I am trying to enable multithreading/multiprocessing in an Anaconda installation of Numpy. My test program is the following:
import os
import numpy as np
from timeit import timeit
size = 1024
A = np.random.random((size, size)),
B = np.random.random((size, size))
print 'Time with %s threads: %f s' \
%(os.environ.get('OMP_NUM_THREADS'),
timeit(lambda: np.dot(A, B), number=4))
I change the environmental variable OMP_NUM_THREADS
, but regardless its value, it always takes the same amount of time to run the code and always a single core is being used.
It appears that my Numpy is linked against OpenBlas:
numpy.__config__.show()
lapack_opt_info:
libraries = ['openblas', 'openblas']
library_dirs = ['/home/myuser/anaconda3/envs/py2env/lib']
define_macros = [('HAVE_CBLAS', None)]
language = c
blas_opt_info:
libraries = ['openblas', 'openblas']
library_dirs = ['/home/myuser/anaconda3/envs/py2env/lib']
define_macros = [('HAVE_CBLAS', None)]
language = c
openblas_info:
libraries = ['openblas', 'openblas']
library_dirs = ['/home/myuser/anaconda3/envs/py2env/lib']
define_macros = [('HAVE_CBLAS', None)]
language = c
blis_info:
NOT AVAILABLE
openblas_lapack_info:
libraries = ['openblas', 'openblas']
library_dirs = ['/home/myuser/anaconda3/envs/py2env/lib']
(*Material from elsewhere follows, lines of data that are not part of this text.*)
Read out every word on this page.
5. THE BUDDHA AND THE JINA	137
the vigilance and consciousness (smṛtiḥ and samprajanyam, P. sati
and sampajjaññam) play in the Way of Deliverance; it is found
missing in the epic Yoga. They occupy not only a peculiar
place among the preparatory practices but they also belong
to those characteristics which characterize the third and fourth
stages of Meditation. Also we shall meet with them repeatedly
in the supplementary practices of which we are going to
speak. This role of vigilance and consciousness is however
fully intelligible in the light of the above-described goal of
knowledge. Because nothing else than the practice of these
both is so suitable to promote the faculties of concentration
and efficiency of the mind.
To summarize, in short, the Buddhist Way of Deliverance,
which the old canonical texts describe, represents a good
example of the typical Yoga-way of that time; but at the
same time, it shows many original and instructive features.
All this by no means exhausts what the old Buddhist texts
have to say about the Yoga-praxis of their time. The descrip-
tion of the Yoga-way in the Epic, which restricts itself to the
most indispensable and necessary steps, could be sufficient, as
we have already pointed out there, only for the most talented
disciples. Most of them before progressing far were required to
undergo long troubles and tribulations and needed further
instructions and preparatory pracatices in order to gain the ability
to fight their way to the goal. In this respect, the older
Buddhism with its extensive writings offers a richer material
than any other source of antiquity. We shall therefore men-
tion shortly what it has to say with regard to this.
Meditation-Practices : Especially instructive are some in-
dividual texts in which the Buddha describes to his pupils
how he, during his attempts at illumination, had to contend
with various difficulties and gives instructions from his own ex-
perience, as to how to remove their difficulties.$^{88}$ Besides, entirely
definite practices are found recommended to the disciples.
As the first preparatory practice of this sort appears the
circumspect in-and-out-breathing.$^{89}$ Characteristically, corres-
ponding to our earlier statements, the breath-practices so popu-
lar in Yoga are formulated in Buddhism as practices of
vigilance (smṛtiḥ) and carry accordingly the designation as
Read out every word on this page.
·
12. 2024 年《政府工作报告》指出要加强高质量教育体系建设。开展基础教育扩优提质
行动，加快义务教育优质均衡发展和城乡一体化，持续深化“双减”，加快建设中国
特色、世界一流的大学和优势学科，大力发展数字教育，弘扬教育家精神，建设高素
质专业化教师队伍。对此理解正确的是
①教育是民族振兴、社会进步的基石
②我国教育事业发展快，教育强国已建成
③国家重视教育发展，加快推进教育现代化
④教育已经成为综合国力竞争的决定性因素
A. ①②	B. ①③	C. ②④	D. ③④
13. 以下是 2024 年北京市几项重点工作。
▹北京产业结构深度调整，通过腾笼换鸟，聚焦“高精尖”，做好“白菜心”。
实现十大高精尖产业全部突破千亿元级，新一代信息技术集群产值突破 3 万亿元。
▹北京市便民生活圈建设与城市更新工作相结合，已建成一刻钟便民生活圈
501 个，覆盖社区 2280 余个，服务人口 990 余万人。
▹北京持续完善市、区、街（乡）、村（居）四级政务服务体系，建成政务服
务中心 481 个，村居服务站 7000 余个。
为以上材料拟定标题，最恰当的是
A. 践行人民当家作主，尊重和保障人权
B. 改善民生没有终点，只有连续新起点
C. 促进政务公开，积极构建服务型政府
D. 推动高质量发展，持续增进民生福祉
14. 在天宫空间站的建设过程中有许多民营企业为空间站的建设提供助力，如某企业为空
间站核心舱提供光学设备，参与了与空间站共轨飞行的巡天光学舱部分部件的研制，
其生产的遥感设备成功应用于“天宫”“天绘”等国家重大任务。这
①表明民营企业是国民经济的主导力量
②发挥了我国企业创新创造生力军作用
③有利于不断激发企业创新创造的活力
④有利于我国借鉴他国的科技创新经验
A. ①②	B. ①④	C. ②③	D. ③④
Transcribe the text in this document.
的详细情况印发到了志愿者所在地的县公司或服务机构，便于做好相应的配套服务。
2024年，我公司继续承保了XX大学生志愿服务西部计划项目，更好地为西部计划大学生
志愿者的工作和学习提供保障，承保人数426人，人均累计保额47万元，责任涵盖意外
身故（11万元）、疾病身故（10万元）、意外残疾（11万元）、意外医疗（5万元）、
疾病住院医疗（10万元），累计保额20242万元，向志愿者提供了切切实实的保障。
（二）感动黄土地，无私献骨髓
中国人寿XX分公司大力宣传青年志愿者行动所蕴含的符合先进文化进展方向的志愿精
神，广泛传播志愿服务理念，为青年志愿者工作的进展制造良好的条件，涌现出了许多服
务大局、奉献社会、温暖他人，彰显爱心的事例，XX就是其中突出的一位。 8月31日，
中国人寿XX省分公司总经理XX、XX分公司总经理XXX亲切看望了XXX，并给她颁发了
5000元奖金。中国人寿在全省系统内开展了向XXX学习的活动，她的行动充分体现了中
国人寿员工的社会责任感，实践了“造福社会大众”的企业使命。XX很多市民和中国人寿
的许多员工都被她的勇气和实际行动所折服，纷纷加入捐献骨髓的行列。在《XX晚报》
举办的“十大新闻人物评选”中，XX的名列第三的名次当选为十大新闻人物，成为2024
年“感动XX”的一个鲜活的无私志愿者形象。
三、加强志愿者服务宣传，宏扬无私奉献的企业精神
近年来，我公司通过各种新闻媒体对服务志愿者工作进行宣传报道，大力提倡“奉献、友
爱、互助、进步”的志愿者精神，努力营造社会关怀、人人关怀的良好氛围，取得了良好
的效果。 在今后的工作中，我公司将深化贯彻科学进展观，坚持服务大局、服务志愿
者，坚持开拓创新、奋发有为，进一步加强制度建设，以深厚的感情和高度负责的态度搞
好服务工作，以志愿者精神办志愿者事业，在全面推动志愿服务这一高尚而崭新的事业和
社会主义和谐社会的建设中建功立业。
define_macros = [('HAVE_CBLAS', None)]
language = c
lapack_mkl_info:
NOT AVAILABLE
blas_mkl_info:
NOT AVAILABLE
and this is my relevant part of conda list
:
conda list | grep blas
blas 1.1 openblas conda-forge
libblas 3.9.0 1_h6e990d7_netlib conda-forge
libcblas 3.9.0 3_h893e4fe_netlib conda-forge
numpy 1.14.6 py27_blas_openblashd3ea46f_200 [blas_openblas] conda-forge
openblas 0.2.20 8 conda-forge
scikit-learn 0.19.2 py27_blas_openblasha84fab4_201 [blas_openblas] conda-forge
I also tried setting OPENBLAS_NUM_THREADS
but did make any difference.
I use a Python2.7 environment in conda 4.12.0
.